It is funded for 2 years and will implement some 10 models representative of a range of plant modelling types as described below.
General crop models which have been used for a range of plant species
LINTUL, a simple general crop growth model simulating dry matter production as the result of light interception and utilization with a constant light use efficiency. It has been used to model growth of both monocot (maize, wheat) and dicot (potato, oilseed rape) crops.
SUCROS, a more complex model than LINTUL which explains crop growth on the basis of the underlying processes, such as CO2 assimilation and respiration, as influenced by environmental conditions and the photosynthetic characteristics of individual leaves. SUCROS has been applied to sugar beet, carrot and cereal crops, among others.
Models specific to individual crops
AFRCWHEAT2, a mature, widely-used model of wheat growth, which describes phenological development, dry matter production and its distribution between the organs for various environmental parameters on a daily time scale
MisCanMod5, a productivity model for the bioenergy grass Miscanthus that allows prediction of water-limited and non-limited yield under a range of climatic conditions, including predicted climate change scenarios.
AuxSim, an Arabidopsis auxin transport model, written in Fortran. Outputs from work on this model in PlaSMo will feed into the virtual root project at CIPB Nottingham, who requested the model to be included.
Arabidopsis leaf model. Model of how transient starch production is thought to control growth and response to elevated CO2 in Arabidopsis. The model is currently in FORTRAN and uses the C3 photosynthesis model below as a submodel.
Generalised models of a plant biological process
C3 photosynthesis model. (Farquhar, von Caemmerer and Berry). Generalised model of C3 photosynthesis that calculates the net rate of photosynthesis under given conditions. The model will be of interest in itself, could form a submodel of plant/crop models and be used to interpret experimental results.
Models for complex multi-component plant systems
The Hurley Pasture Model6 (HPM), which models the growth of temperate swards (all grass, all legume, grass-legume mix) and accounts for carbon, nitrogen and water pools and fluxes in the plant, and soil system. It can represent environmental processes including daylength, wind, humidity, radiation, CO2, air and soil temperature, and rainfall, and can optionally be extended to include animal interactions.

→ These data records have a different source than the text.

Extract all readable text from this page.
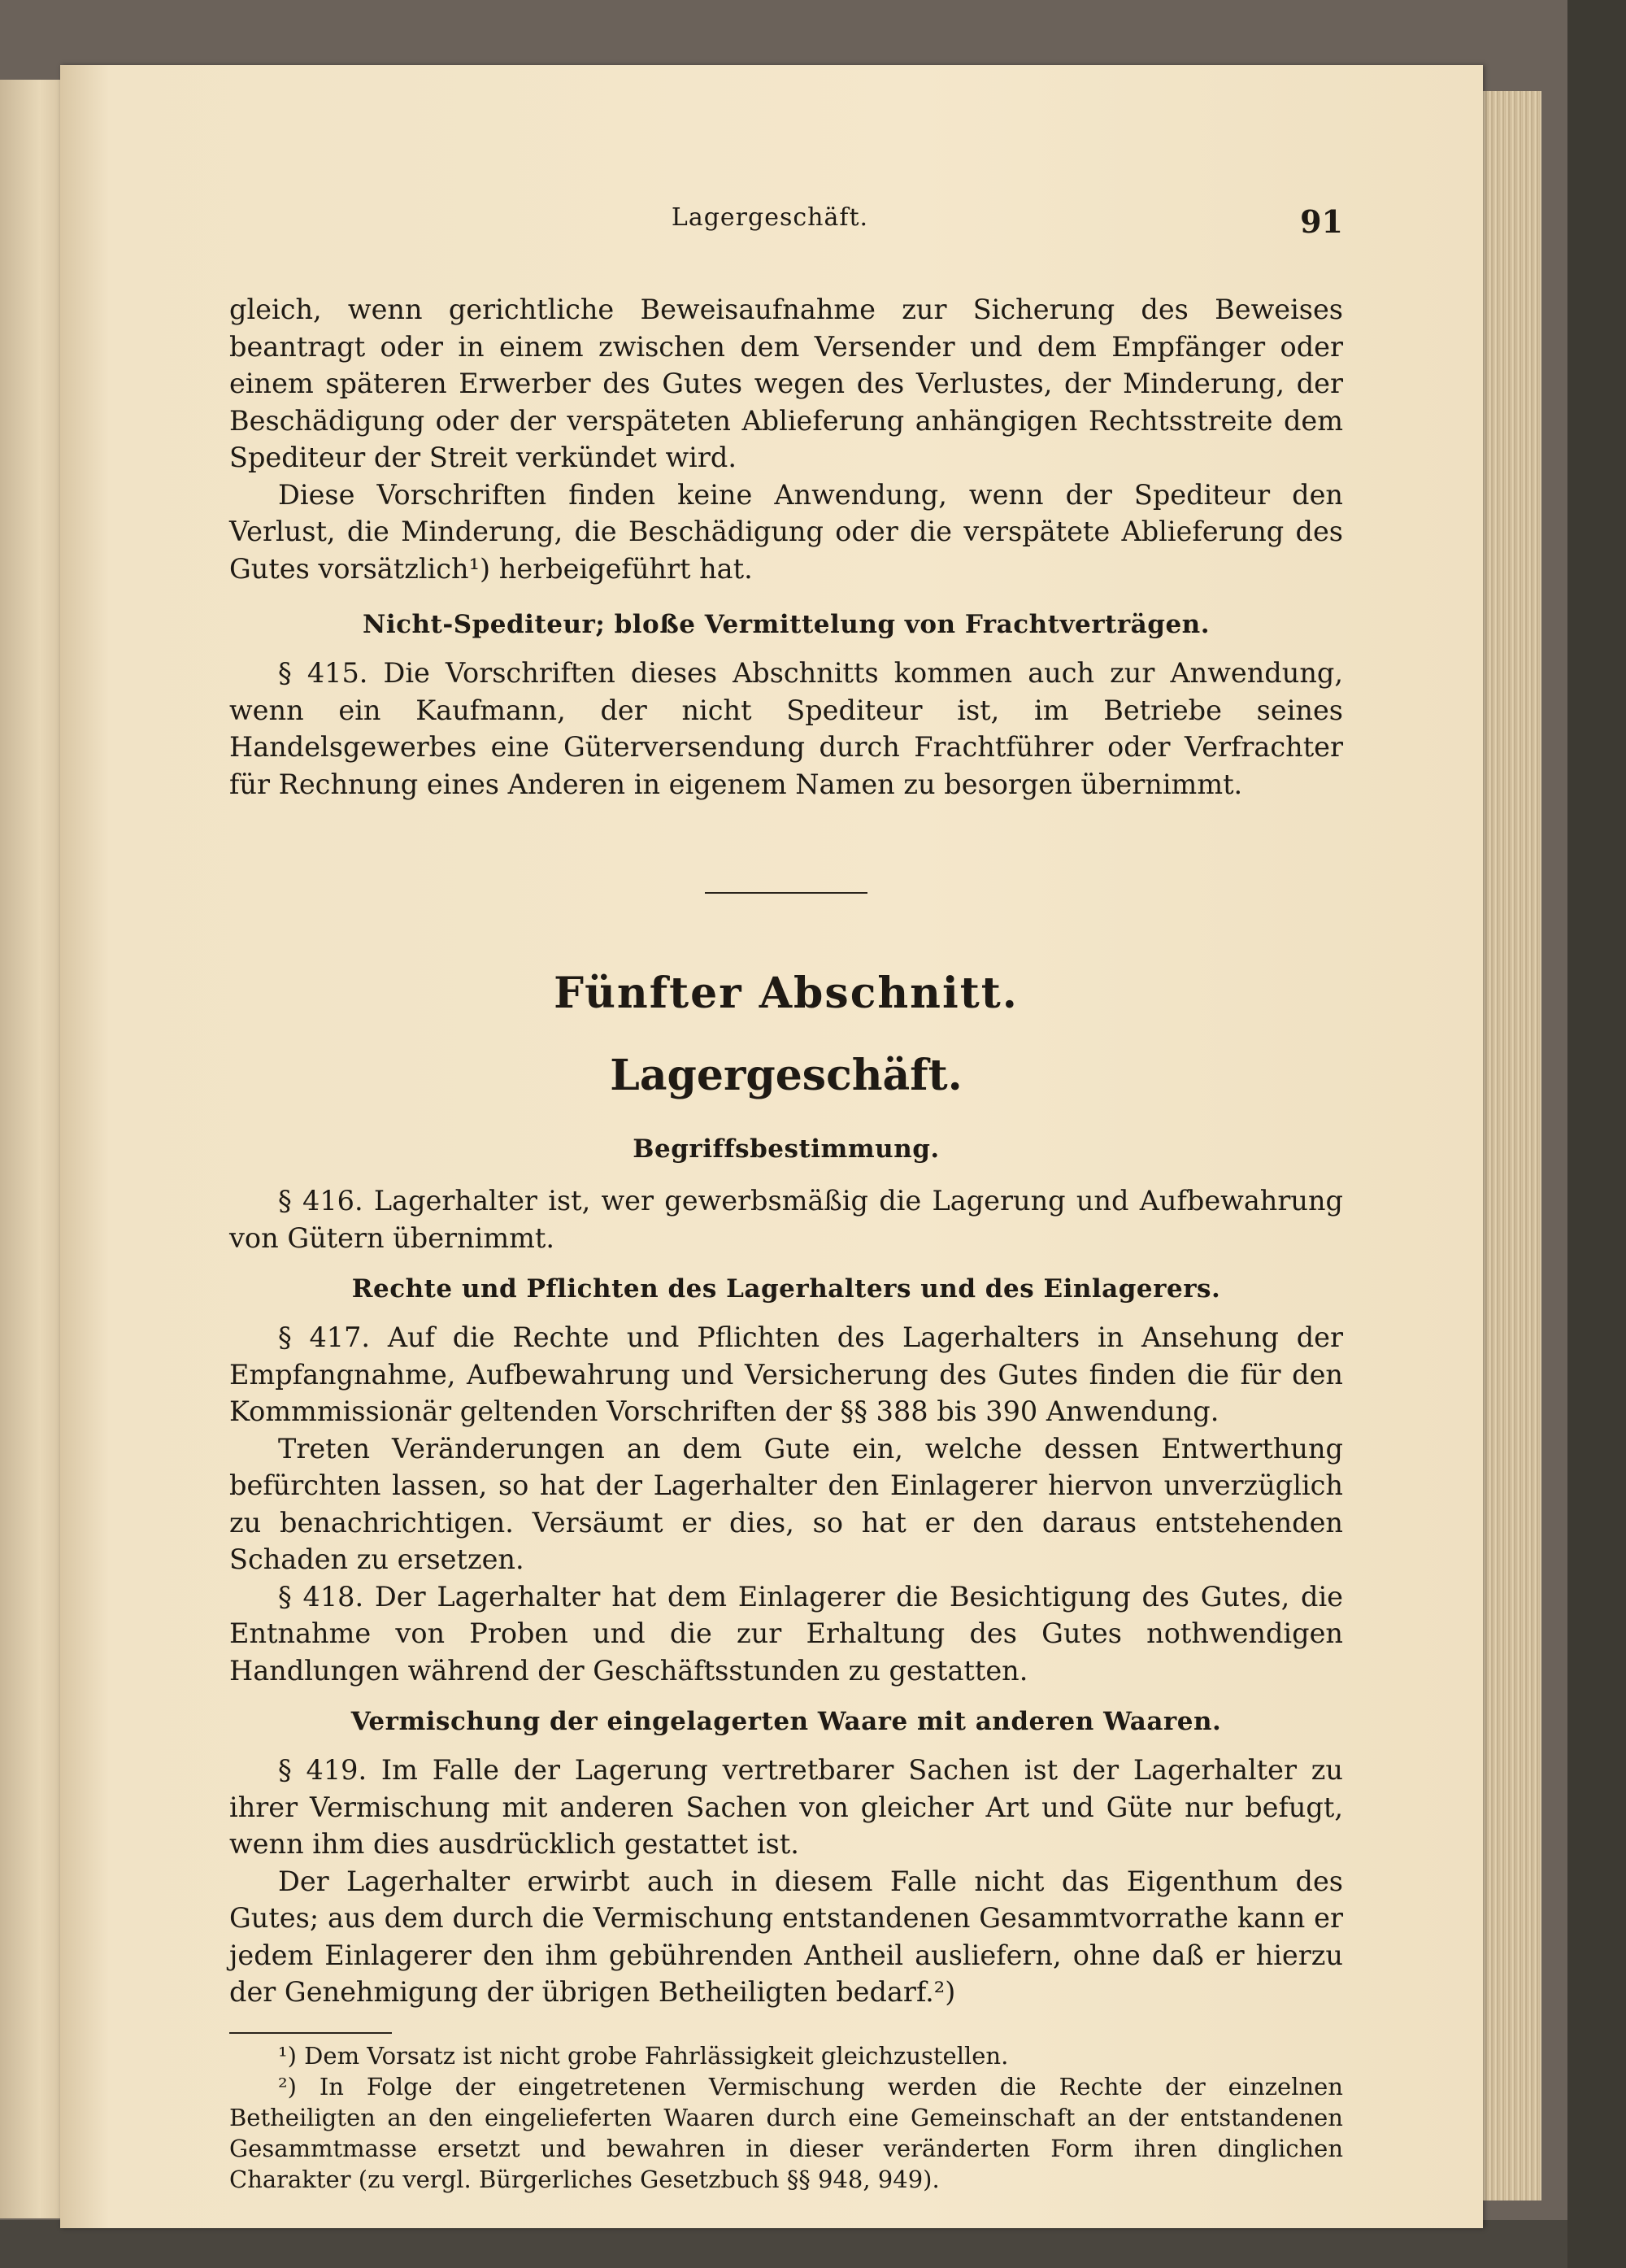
Lagergeschäft.	91

gleich, wenn gerichtliche Beweisaufnahme zur Sicherung des Beweises beantragt oder in einem zwischen dem Versender und dem Empfänger oder einem späteren Erwerber des Gutes wegen des Verlustes, der Minderung, der Beschädigung oder der verspäteten Ablieferung anhängigen Rechtsstreite dem Spediteur der Streit verkündet wird.

Diese Vorschriften finden keine Anwendung, wenn der Spediteur den Verlust, die Minderung, die Beschädigung oder die verspätete Ablieferung des Gutes vorsätzlich¹) herbeigeführt hat.

Nicht-Spediteur; bloße Vermittelung von Frachtverträgen.

§ 415. Die Vorschriften dieses Abschnitts kommen auch zur Anwendung, wenn ein Kaufmann, der nicht Spediteur ist, im Betriebe seines Handelsgewerbes eine Güterversendung durch Frachtführer oder Verfrachter für Rechnung eines Anderen in eigenem Namen zu besorgen übernimmt.

Fünfter Abschnitt.
Lagergeschäft.
Begriffsbestimmung.

§ 416. Lagerhalter ist, wer gewerbsmäßig die Lagerung und Aufbewahrung von Gütern übernimmt.

Rechte und Pflichten des Lagerhalters und des Einlagerers.

§ 417. Auf die Rechte und Pflichten des Lagerhalters in Ansehung der Empfangnahme, Aufbewahrung und Versicherung des Gutes finden die für den Kommmissionär geltenden Vorschriften der §§ 388 bis 390 Anwendung.

Treten Veränderungen an dem Gute ein, welche dessen Entwerthung befürchten lassen, so hat der Lagerhalter den Einlagerer hiervon unverzüglich zu benachrichtigen. Versäumt er dies, so hat er den daraus entstehenden Schaden zu ersetzen.

§ 418. Der Lagerhalter hat dem Einlagerer die Besichtigung des Gutes, die Entnahme von Proben und die zur Erhaltung des Gutes nothwendigen Handlungen während der Geschäftsstunden zu gestatten.

Vermischung der eingelagerten Waare mit anderen Waaren.

§ 419. Im Falle der Lagerung vertretbarer Sachen ist der Lagerhalter zu ihrer Vermischung mit anderen Sachen von gleicher Art und Güte nur befugt, wenn ihm dies ausdrücklich gestattet ist.

Der Lagerhalter erwirbt auch in diesem Falle nicht das Eigenthum des Gutes; aus dem durch die Vermischung entstandenen Gesammtvorrathe kann er jedem Einlagerer den ihm gebührenden Antheil ausliefern, ohne daß er hierzu der Genehmigung der übrigen Betheiligten bedarf.²)

¹) Dem Vorsatz ist nicht grobe Fahrlässigkeit gleichzustellen.

²) In Folge der eingetretenen Vermischung werden die Rechte der einzelnen Betheiligten an den eingelieferten Waaren durch eine Gemeinschaft an der entstandenen Gesammtmasse ersetzt und bewahren in dieser veränderten Form ihren dinglichen Charakter (zu vergl. Bürgerliches Gesetzbuch §§ 948, 949).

The Edinburgh Forest Model7 (EFM), a complex model used for simulating the growth of plantations or natural forests under a range of environmental and management scenarios It includes a soil and a water sub-model as well as a tree sub-model in which the contributions of light interception, photosynthesis, growth, respiration, within-plant transport, transpiration, plant N uptake, internal N recycling, and exudation of C and N can all be represented.